Esse fenômeno vai ser explicado por um caldo de cultura: o Poder Jovem. E que o constitui? A massa emergente da sociedade européia, o setor da população de 0 a 20 anos de idade, após uma comoção social, liberta de antigas tradições, fizera a sua própria sociedade e o seu próprio mundo — o mundo do "hippie". E por ser o do jovem, é o universo da contestação. Na primeira adolescência o jovem tem a fase de transição. Está num momento de penumbra social, quer afirmar-se e, para isso, nega tudo que está ao seu redor. Não sentindo ou não vivendo o fenômeno do herói nem do anti-herói, não possuindo modelos éticos para afirmar-se, o jovem começa a apoiar-se em outro jovem. E se criou o movimento "hippie", que se apresenta com as seguintes características: psicologia transacional (liberdade sexual), experiência sensorial de coisas novas como aspirar cocaína e fumar, pela curiosidade de experimentar sensações inéditas.

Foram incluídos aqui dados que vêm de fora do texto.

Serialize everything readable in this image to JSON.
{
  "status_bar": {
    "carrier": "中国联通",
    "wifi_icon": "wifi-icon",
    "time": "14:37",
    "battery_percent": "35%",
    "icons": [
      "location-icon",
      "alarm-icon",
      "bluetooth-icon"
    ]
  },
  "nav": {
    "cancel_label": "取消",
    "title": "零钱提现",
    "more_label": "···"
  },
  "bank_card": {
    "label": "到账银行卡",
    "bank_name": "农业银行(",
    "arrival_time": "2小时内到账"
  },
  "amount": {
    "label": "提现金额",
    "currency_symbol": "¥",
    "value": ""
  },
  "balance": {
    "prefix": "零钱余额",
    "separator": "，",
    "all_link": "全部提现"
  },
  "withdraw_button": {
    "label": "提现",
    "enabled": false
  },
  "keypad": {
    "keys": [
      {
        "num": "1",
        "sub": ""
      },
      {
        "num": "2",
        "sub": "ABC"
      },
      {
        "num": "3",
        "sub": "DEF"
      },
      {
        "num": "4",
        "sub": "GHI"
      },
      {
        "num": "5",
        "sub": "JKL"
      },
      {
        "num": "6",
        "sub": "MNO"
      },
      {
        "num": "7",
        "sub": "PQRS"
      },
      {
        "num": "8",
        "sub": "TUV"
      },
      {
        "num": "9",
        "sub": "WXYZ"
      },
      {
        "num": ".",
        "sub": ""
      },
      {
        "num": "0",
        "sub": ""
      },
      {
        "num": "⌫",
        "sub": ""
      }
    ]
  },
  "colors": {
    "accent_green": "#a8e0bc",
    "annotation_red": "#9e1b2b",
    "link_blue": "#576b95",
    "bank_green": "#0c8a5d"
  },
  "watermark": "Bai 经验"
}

Aconteceu, assim, um fenômeno de natureza epidêmica que encontrou seu filosofo: Marcuse. A mocidade está sem liderança, sem herói nem anti-herói. E o líder encontrado foi um velho (Marcuse, à época, deveria andar pelos oitenta anos).

Havia ao menos originalidade no pensamento marcusiano? A verdade é que não havia nenhuma. Marcuse consegue ser apenas a reedição alemã da velha filosofia dos cínicos de Atenas, os liderados de Diogenes, "o cínico" (não confundir com Diogenes Laercio), aquele que vivia em um tonel e, pregando a liberdade absoluta, convidava um casal jovem a ter relações sexuais na praça pública em meio a um círculo de aplaudidores e que recomendava também o nudismo. Interrogado por Alexandre sobre o que era a verdade, Diogenes respondeu: "fazendo sombra à entrada do meu tonel, tirais-me a única verdade, a que não me poderia dar: a luz do sol". Perguntado como ele entendia ser o homem definido por Platão, contestou: "o homem de Platão é um bípede implume". De modo que Diogenes era um "cínico". E a palavra vem de "cinis", cão em grego, porque esse animal realiza publicamente o ato sexual, o que em geral não acontece com outros mamíferos. O gato, por exemplo, é muito mais púdico que o homem e o macaco. E o cão sendo, assim, um "cínico", em seu comportamento, apresenta uma espécie animal de analogia com a filosofia "cínica".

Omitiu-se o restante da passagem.